GB A few people have quoted an artist called Agnes Martin to me who says that beauty is ‘the mystery of life.’ Do you think if we solve the mystery of everything you’ll still see beauty in the same way?
JH No I think the delight one experiences in grasping a truth is the same sort of delight that’s elicited by beauty. I hate to make the hoary old distinction between the beautiful and the sublime but I think that things that are deeply mysterious don’t appeal to me. I’m irritated by mystery. It’s a temperamental thing. I know some people love it. So the day is beautiful and the night is sublime, as Kant said fatuously in one of his early works. The day is flooded with sunlight and everything is crisp and clear in its contours whereas the night is obscurity with these pinpricks of light that are stars. In the extremely unlikely event that all cosmic mystery is somehow dissolved, I don’t think that will destroy my aesthetic appreciation of the cosmos, but then I don’t think the cosmos is an aesthetically satisfying object as a whole. It’s a botched job! I think we should send it back and get a new one!

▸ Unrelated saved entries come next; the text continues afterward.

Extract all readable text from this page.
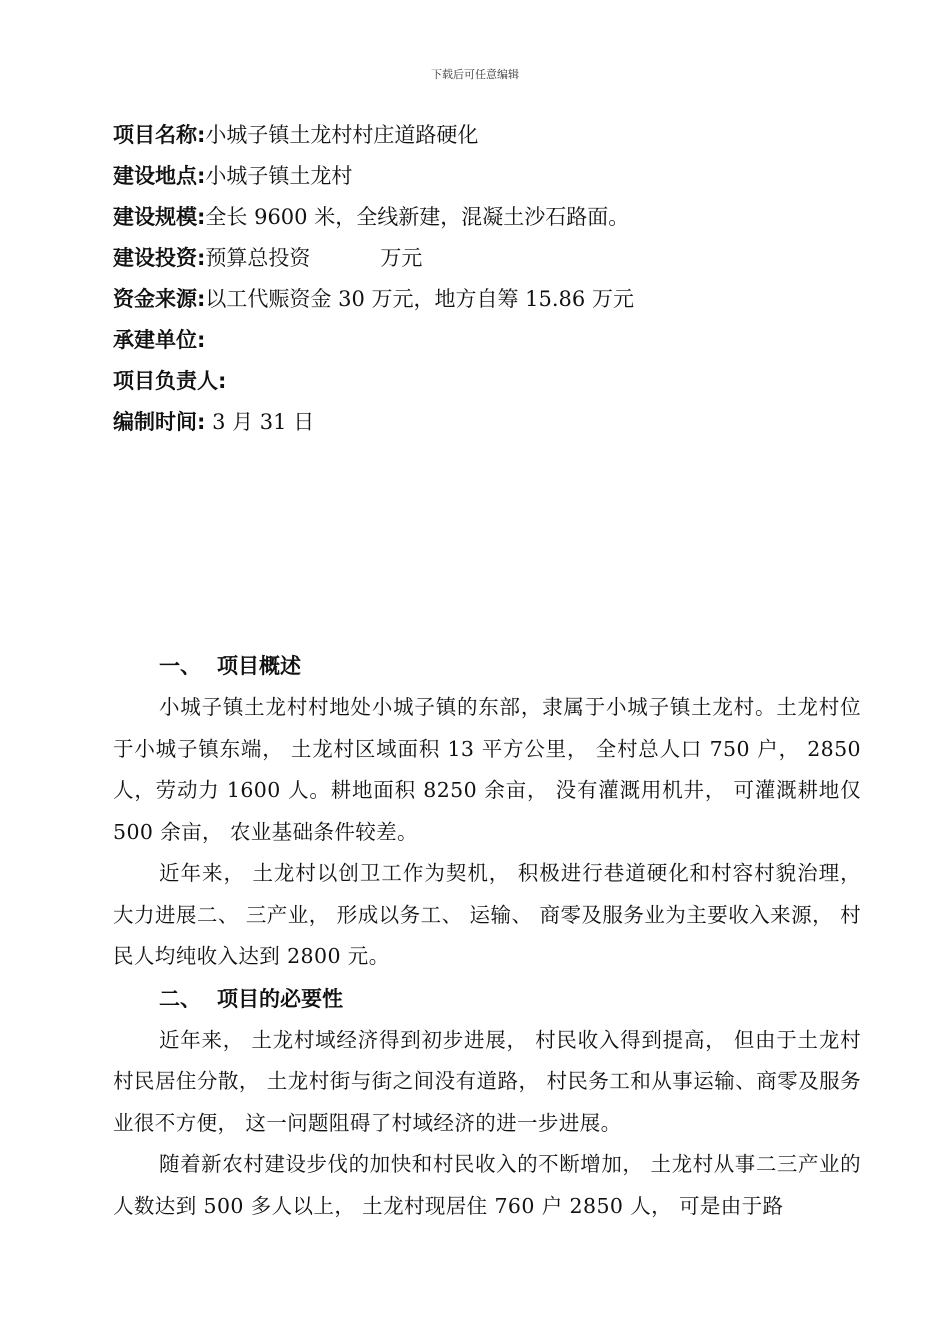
下载后可任意编辑
项目名称:小城子镇土龙村村庄道路硬化
建设地点:小城子镇土龙村
建设规模:全长 9600 米，全线新建，混凝土沙石路面。
建设投资:预算总投资	万元
资金来源:以工代赈资金 30 万元，地方自筹 15.86 万元
承建单位:
项目负责人:
编制时间: 3 月 31 日
一、 项目概述

小城子镇土龙村村地处小城子镇的东部，隶属于小城子镇土龙村。土龙村位于小城子镇东端， 土龙村区域面积 13 平方公里， 全村总人口 750 户， 2850 人，劳动力 1600 人。耕地面积 8250 余亩， 没有灌溉用机井， 可灌溉耕地仅 500 余亩， 农业基础条件较差。

近年来， 土龙村以创卫工作为契机， 积极进行巷道硬化和村容村貌治理， 大力进展二、 三产业， 形成以务工、 运输、 商零及服务业为主要收入来源， 村民人均纯收入达到 2800 元。

二、 项目的必要性

近年来， 土龙村域经济得到初步进展， 村民收入得到提高， 但由于土龙村村民居住分散， 土龙村街与街之间没有道路， 村民务工和从事运输、商零及服务业很不方便， 这一问题阻碍了村域经济的进一步进展。

随着新农村建设步伐的加快和村民收入的不断增加， 土龙村从事二三产业的人数达到 500 多人以上， 土龙村现居住 760 户 2850 人， 可是由于路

GB What makes something worthy of the word Beauty to you?
JH I tend to see beauty in simplicity and symmetry. I like rectilinear forms that can be captured by equations that I understand. I know that the highest beauty would be in something like King Lear and I can dimly grasp that but if I were the emperor of the world there would be no buildings by Zaha Hadid. It would always be obvious where the entrance to a building was because it would be symmetrically located. I’d banish Frank Gehry to the ninth circle of hell. I would probably have all the impressionist canvases burned! It’s a form of higher philistinism. I wish I weren’t like that but it’s the mixture of genes I got and people who are attracted to the mysterious and the sublime and the messy and the complicated have a more interesting sense of beauty than I do. But you work with what you’re given.
GB Are you very tidy?
JH I’m messily tidy but since I don’t really consider my physical environment to be real it can be untidy. There’s an Isaiah Berlin essay on the hedgehog and the fox where the fox knows many things and the hedgehog know one big thing. He divides the great creative figures into those two categories so for him Dante is a hedgehog and Shakespeare is a fox. It was mainly about Tolstoy who was a fox who wanted to be a hedgehog. I’m a hedgehog who admires foxes. I believe one big thing, which is the conjunction of the axioms of set theory. So my intellectual life is very tidy while my personal life is squalid in the extreme!